How to use the linear programming calculator
Formulating a valid model requires translating operational rules into mathematical statements before entering data.
- Define decision variables: Assign a symbol to each controllable output, such as
xfor standard units andyfor premium units. - Construct the objective function: Multiply each variable by its contribution value and arrange as
Z = cx₁ + cx₂. Specify whether the system maximizes revenue or minimizes cost. - List resource constraints: Record consumption rates per variable for every limited input, such as labor hours, raw materials, or storage capacity. Convert these into
ax₁ + bx₂ ≤ Rformat. - Apply non-negativity bounds: Real-world quantities cannot drop below zero. Set
x ≥ 0andy ≥ 0explicitly to restrict the feasible region to the first quadrant. - Enter coefficients: Map each value into the corresponding input row. Verify that inequality directions match physical limitations before execution.

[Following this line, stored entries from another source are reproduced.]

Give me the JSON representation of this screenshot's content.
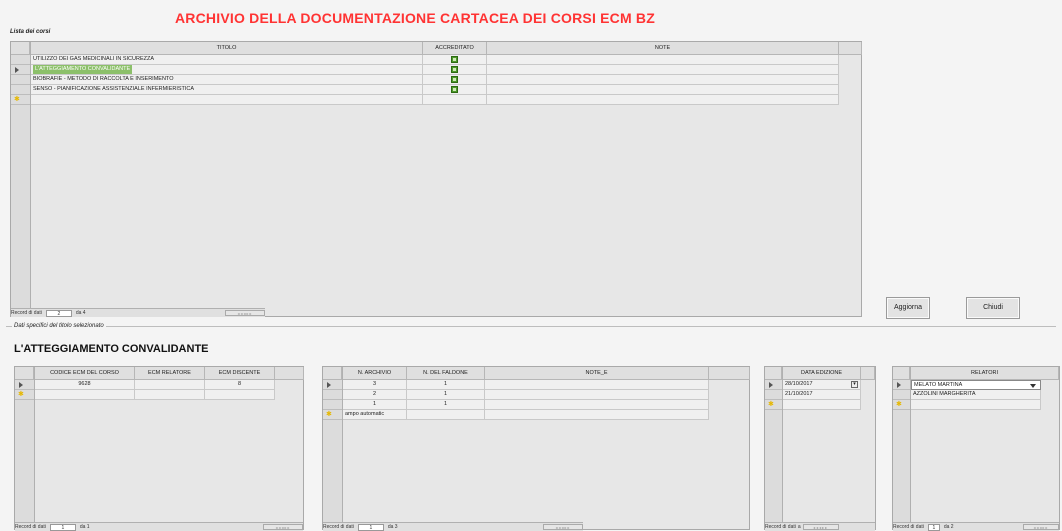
{
  "window": {
    "title": "ARCHIVIO DELLA DOCUMENTAZIONE CARTACEA DEI CORSI ECM BZ",
    "list_label": "Lista dei corsi",
    "details_label": "Dati specifici del titolo selezionato",
    "selected_title": "L'ATTEGGIAMENTO CONVALIDANTE"
  },
  "courses": {
    "headers": [
      "TITOLO",
      "ACCREDITATO",
      "NOTE"
    ],
    "rows": [
      {
        "title": "UTILIZZO DEI GAS MEDICINALI IN SICUREZZA",
        "accredited": true,
        "note": ""
      },
      {
        "title": "L'ATTEGGIAMENTO CONVALIDANTE",
        "accredited": true,
        "note": ""
      },
      {
        "title": "BIOBRAFIE - METODO DI RACCOLTA E INSERIMENTO",
        "accredited": true,
        "note": ""
      },
      {
        "title": "SENSO - PIANIFICAZIONE ASSISTENZIALE INFERMIERISTICA",
        "accredited": true,
        "note": ""
      }
    ],
    "nav": {
      "label": "Record di dati",
      "current": "2",
      "of_label": "da 4"
    }
  },
  "buttons": {
    "update": "Aggiorna",
    "close": "Chiudi"
  },
  "ecm": {
    "headers": [
      "CODICE ECM DEL CORSO",
      "ECM RELATORE",
      "ECM DISCENTE"
    ],
    "rows": [
      {
        "code": "9628",
        "relatore": "",
        "discente": "8"
      }
    ],
    "nav": {
      "label": "Record di dati",
      "current": "1",
      "of_label": "da 1"
    }
  },
  "archive": {
    "headers": [
      "N. ARCHIVIO",
      "N. DEL FALDONE",
      "NOTE_E"
    ],
    "rows": [
      {
        "archivio": "3",
        "faldone": "1",
        "note": ""
      },
      {
        "archivio": "2",
        "faldone": "1",
        "note": ""
      },
      {
        "archivio": "1",
        "faldone": "1",
        "note": ""
      }
    ],
    "new_row": "ampo automatic",
    "nav": {
      "label": "Record di dati",
      "current": "1",
      "of_label": "da 3"
    }
  },
  "editions": {
    "headers": [
      "DATA EDIZIONE"
    ],
    "rows": [
      "28/10/2017",
      "21/10/2017"
    ],
    "nav": {
      "label": "Record di dati",
      "current": "a",
      "of_label": ""
    }
  },
  "speakers": {
    "headers": [
      "RELATORI"
    ],
    "rows": [
      "MELATO MARTINA",
      "AZZOLINI MARGHERITA"
    ],
    "nav": {
      "label": "Record di dati",
      "current": "1",
      "of_label": "da 2"
    }
  },
  "colors": {
    "title": "#ff3333",
    "highlight": "#8cc06a",
    "check": "#4d9a2a"
  }
}
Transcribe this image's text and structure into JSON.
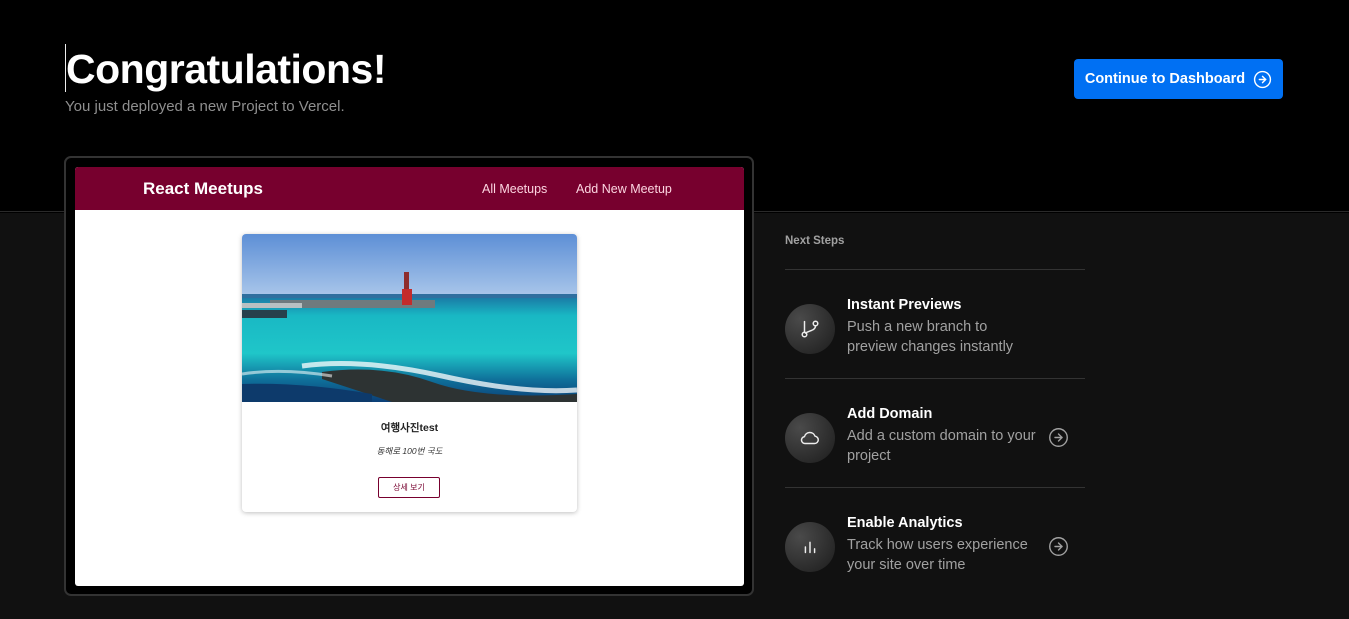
{
  "header": {
    "title": "Congratulations!",
    "subtitle": "You just deployed a new Project to Vercel.",
    "dashboard_button": "Continue to Dashboard"
  },
  "preview": {
    "app_name": "React Meetups",
    "nav": [
      "All Meetups",
      "Add New Meetup"
    ],
    "meetup": {
      "title": "여행사진test",
      "address": "동해로 100번 국도",
      "button": "상세 보기"
    }
  },
  "next_steps": {
    "title": "Next Steps",
    "items": [
      {
        "title": "Instant Previews",
        "description": "Push a new branch to preview changes instantly",
        "icon": "git-branch-icon"
      },
      {
        "title": "Add Domain",
        "description": "Add a custom domain to your project",
        "icon": "cloud-icon"
      },
      {
        "title": "Enable Analytics",
        "description": "Track how users experience your site over time",
        "icon": "bar-chart-icon"
      }
    ]
  },
  "colors": {
    "accent": "#0070f3",
    "app_header": "#77002e",
    "background_top": "#000000",
    "background_bottom": "#111111"
  }
}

Interpreting solver output and sensitivity metrics
Numerical results require contextual translation before implementation. The primary field displays optimal values for each decision variable and the final objective score. Below this, constraint analysis reveals how tightly resources bind the solution.

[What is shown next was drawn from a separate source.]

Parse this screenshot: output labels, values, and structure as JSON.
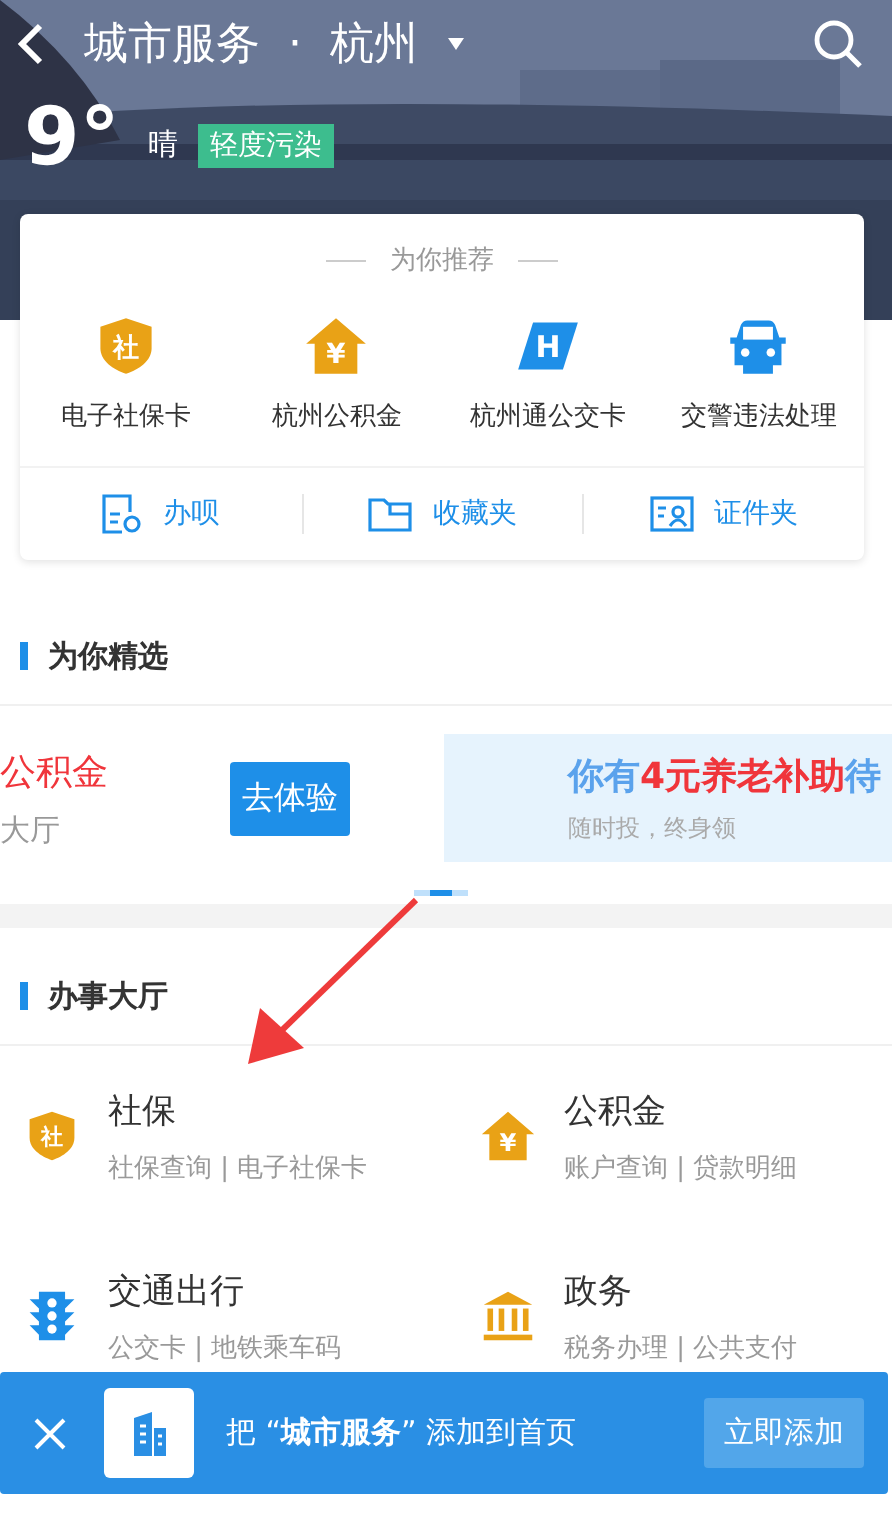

| Metric | Meaning | Decision Impact |
|---|---|---|
| Slack Value | Unused portion of a limited resource | Positive slack means the constraint is non-binding and holds zero marginal value |
| Surplus Value | Excess output beyond a minimum requirement | Indicates overproduction relative to baseline demand |
| Shadow Price | Rate of improvement per additional constraint unit | Guides capital allocation toward the highest-return bottleneck |
| Reduced Cost | Penalty for forcing a zero-value variable into production | Shows how much the objective worsens per unit of inactive variable |
A shadow price of $14.20 per machine hour signals that leasing one extra hour of equipment directly increases total profit by that exact amount. Planners use these figures to prioritize overtime approvals, negotiate supplier contracts, or justify equipment leasing against fixed budget ceilings.
When simplex fails and interior-point methods succeed
Algorithm selection depends on model size and matrix density. Primal and dual simplex methods traverse feasible region vertices by exchanging basis variables at each pivot step. They perform efficiently with sparse matrices and fewer than 500 constraints, delivering exact optimal corners with minimal computational overhead.
Interior-point methods scale differently. Instead of hopping between edges, the algorithm moves through the interior of the polytope toward the optimal point using barrier functions. Problems exceeding 1,000 constraints, dense coefficient matrices, or poorly scaled coefficients typically converge faster with this approach. The trade-off involves floating-point approximations that may introduce minor rounding deviations in the final decimal places.
Production mix example with exact boundaries
A workshop fabricates aluminum brackets and steel connectors. Each bracket consumes 2.5 kg of aluminum and 1.0 labor hour, generating $35 profit. Each connector requires 1.0 kg of aluminum and 2.0 labor hours, yielding $42 profit. Daily inventory provides 1,500 kg of aluminum and 1,000 labor hours.
The model translates to:
- Maximize
Z = 35x + 42y - Subject to
2.5x + 1y ≤ 1500 - Subject to
1x + 2y ≤ 1000 - With
x ≥ 0, y ≥ 0
Solving yields x = 500 brackets and y = 250 connectors. Plugging these values into the objective function produces Z = 35(500) + 42(250) = $28,000 daily profit. Aluminum consumption reaches exactly 1,500 kg (slack = 0), while labor usage hits 1,000 hours (slack = 0). Both constraints bind simultaneously, confirming that acquiring additional inventory of either material would directly raise daily revenue.
Optimization models provide mathematical upper bounds under strict assumptions. Always verify fractional outputs against physical manufacturing limits and adjust for market volatility before scaling production.